Gonsalo Garcia (Agashi (Vasai), 5 februari 1556 - Nagasaki, 5 februari 1597) was een Portugees-Indiase franciscaner lekenbroeder die stierf als martelaar in Japan en door de Rooms-Katholieke Kerk heilig werd verklaard.

Heiligenbeeld van Gonsalo Garcia

Levensloop bewerken

Garcia werd geboren in het dorp Agashi als zoon van een Portugese vader en een Indiase, Konkani, moeder. Zijn vader was een soldaat die gelegerd was in het fort van Bassein (Vasai). Garcia werd onder de arm genomen door de jezuïet Sebastião Gonsalves en genoot een opleiding bij de jezuïeten in Bassein. Op 25-jarige leeftijd vergezelde hij een groep jezuïeten naar Japan. Hij leerde daar Japans en was gedurende acht jaar actief als catechist. Maar als Indiër werd het hem geweigerd jezuïet te worden. Garcia werd zakenman in Japan. Tijdens een bezoek aan Manilla op de Filipijnen sloot hij zich als lekenbroeder aan bij de franciscanen. Hij vergezelde in 1593 een groep franciscaner missionarissen onder leiding van Pedro Bautista naar Japan als tolk. Deze groep was actief in Kyoto en Osaka en stond aanvankelijk onder bescherming van minister Toyotomi Hideyoshi.

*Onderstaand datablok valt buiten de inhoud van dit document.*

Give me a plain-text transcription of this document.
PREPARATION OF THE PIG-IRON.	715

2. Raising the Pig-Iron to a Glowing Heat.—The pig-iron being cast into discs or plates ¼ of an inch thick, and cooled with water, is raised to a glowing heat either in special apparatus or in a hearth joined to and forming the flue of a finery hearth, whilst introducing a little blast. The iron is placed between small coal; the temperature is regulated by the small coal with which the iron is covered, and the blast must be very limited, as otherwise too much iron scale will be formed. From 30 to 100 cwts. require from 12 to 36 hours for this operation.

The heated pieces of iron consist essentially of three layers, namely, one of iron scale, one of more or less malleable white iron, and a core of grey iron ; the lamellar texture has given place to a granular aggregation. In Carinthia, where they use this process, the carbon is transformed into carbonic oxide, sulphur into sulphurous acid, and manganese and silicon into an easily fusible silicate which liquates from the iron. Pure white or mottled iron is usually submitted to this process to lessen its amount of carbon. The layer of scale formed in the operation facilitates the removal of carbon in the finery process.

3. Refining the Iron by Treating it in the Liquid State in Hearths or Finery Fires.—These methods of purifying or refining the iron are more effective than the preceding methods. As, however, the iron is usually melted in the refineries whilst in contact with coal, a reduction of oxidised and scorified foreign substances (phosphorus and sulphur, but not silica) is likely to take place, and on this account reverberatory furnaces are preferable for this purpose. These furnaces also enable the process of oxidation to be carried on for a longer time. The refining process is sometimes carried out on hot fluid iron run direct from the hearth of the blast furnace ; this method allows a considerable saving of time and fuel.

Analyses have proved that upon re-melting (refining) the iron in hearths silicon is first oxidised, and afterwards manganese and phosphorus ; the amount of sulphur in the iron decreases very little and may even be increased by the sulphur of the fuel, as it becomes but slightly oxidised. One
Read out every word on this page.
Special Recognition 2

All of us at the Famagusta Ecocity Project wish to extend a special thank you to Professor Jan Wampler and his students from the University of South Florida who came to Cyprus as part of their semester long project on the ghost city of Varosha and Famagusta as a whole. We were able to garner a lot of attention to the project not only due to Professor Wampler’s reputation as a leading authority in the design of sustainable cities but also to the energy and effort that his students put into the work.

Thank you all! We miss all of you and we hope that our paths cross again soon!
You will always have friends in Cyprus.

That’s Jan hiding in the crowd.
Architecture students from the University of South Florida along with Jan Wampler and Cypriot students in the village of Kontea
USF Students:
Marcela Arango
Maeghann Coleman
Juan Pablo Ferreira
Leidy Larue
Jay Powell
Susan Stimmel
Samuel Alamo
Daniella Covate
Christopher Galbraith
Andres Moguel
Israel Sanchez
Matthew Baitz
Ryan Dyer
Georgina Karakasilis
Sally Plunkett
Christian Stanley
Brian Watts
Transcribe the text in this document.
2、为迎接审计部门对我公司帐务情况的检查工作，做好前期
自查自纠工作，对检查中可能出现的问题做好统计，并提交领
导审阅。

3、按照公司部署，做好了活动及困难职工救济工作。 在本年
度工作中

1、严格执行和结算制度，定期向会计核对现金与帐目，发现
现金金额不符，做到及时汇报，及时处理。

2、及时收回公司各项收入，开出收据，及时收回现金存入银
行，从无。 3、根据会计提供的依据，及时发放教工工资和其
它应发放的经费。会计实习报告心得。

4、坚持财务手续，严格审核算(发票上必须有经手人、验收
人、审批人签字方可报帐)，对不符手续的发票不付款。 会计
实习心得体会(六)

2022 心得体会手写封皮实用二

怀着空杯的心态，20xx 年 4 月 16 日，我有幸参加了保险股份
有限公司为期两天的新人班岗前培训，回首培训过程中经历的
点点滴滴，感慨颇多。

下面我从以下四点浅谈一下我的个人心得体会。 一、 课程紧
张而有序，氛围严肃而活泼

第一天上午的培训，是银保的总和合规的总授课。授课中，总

Maar de houding aan het keizerlijke hof ten aanzien van de missionarissen veranderde. Op 8 december 1596 werden Garcia en zijn gezellen gearresteerd op bevel van Toyotomi Hideyoshi en ter dood veroordeeld. Garcia samen met acht andere franciscanen en zeventien Japanse christenen moesten van Kyoto naar Nagasaki lopen en werden daar op 5 februari op een heuvel gekruisigd en vervolgens met speren afgemaakt.

Verering bewerken

In 1627 verklaarde paus Urbanus VIII de 26 martelaren zalig en gaf toelating om hen te vereren binnen de ordes van franciscanen en jezuïeten. Twee jaar later werd dit toegestaan binnen de gehele kerk. Op 8 juni 1862 werden de 26 martelaren heilig verklaard door paus Pius IX. Gonsalo Garcia werd zo de eerste Indiase heilige binnen de Rooms-Katholieke Kerk.

Gonsalo Garcia is de patroonheilige van het bisdom Vasai en zijn feestdag is 6 februari.